Michael Fuhr <[EMAIL PROTECTED]> writes:

> On Wed, Mar 23, 2005 at 12:13:33PM -0500, Greg Stark wrote:
> > 
> > Consider this a plea for an ALTER TABLE ALTER CONSTRAINT command :)
> 
> Shouldn't ALTER TABLE DROP CONSTRAINT followed by ALTER TABLE ADD
> CONSTRAINT work?  It does for me in simple tests.  It's a little
> more work than a single ALTER TABLE ALTER CONSTRAINT would be, but
> it's less hackish than updating the system catalogs directly.  Or
> am I missing something?

But I want to do *all* constraints. If I tried to do that manually for
hundreds of constraints I'm certain to get at least some of them wrong.

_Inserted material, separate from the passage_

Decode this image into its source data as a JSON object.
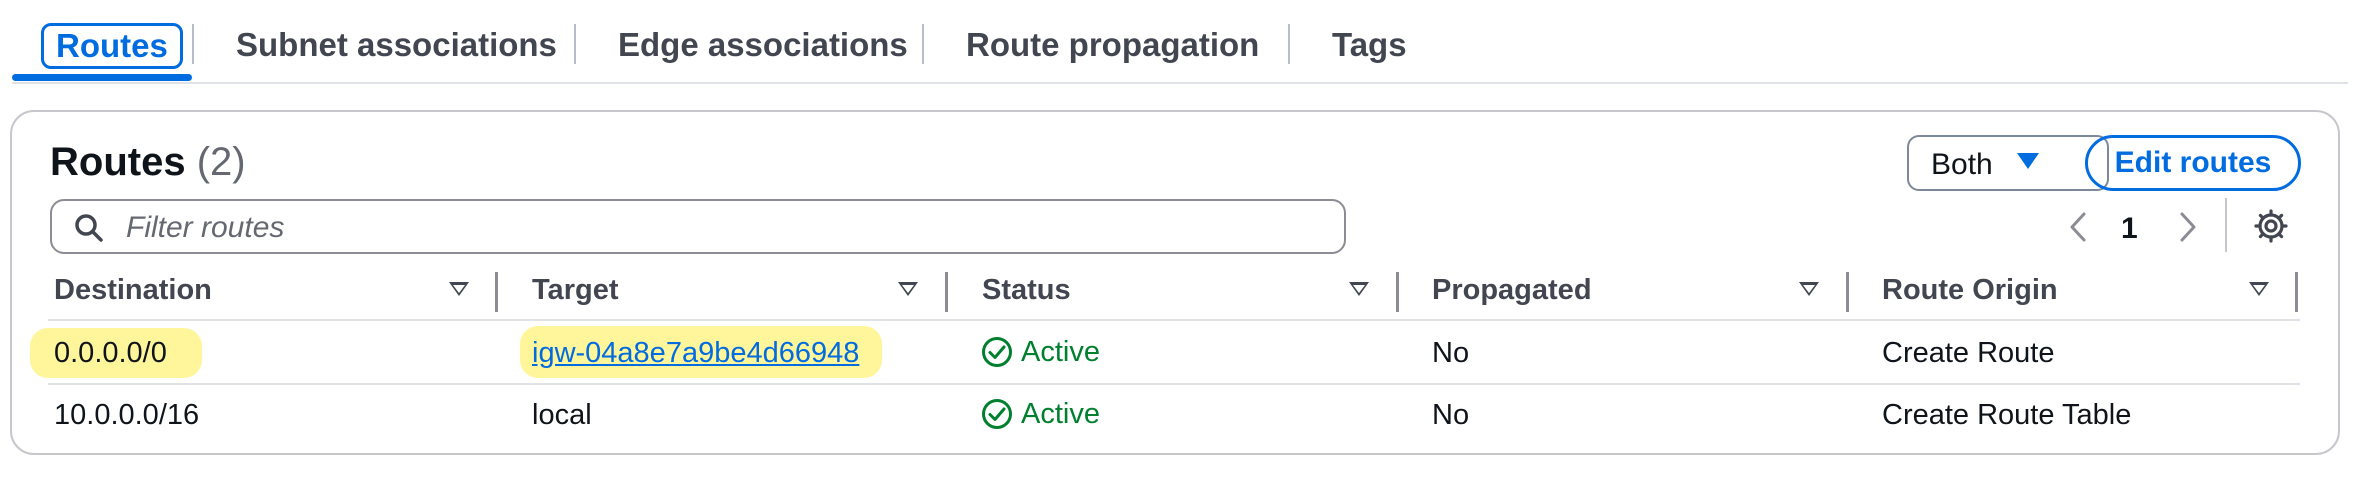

It would also take a long time to readd all those constraints. And there's
really no reason to have to recheck a constraint to make it deferrable.
Similarly, there's no reason to have to recheck a constraint to change its
behaviour ON DELETE and ON UPDATE.

There could be some tricky bits around making a deferrable constraint not
deferrable. And disabling a constraint would be nice too, reenabling it would
require rechecking but at least it would eliminate the error-prone manual
process of reentering the definition.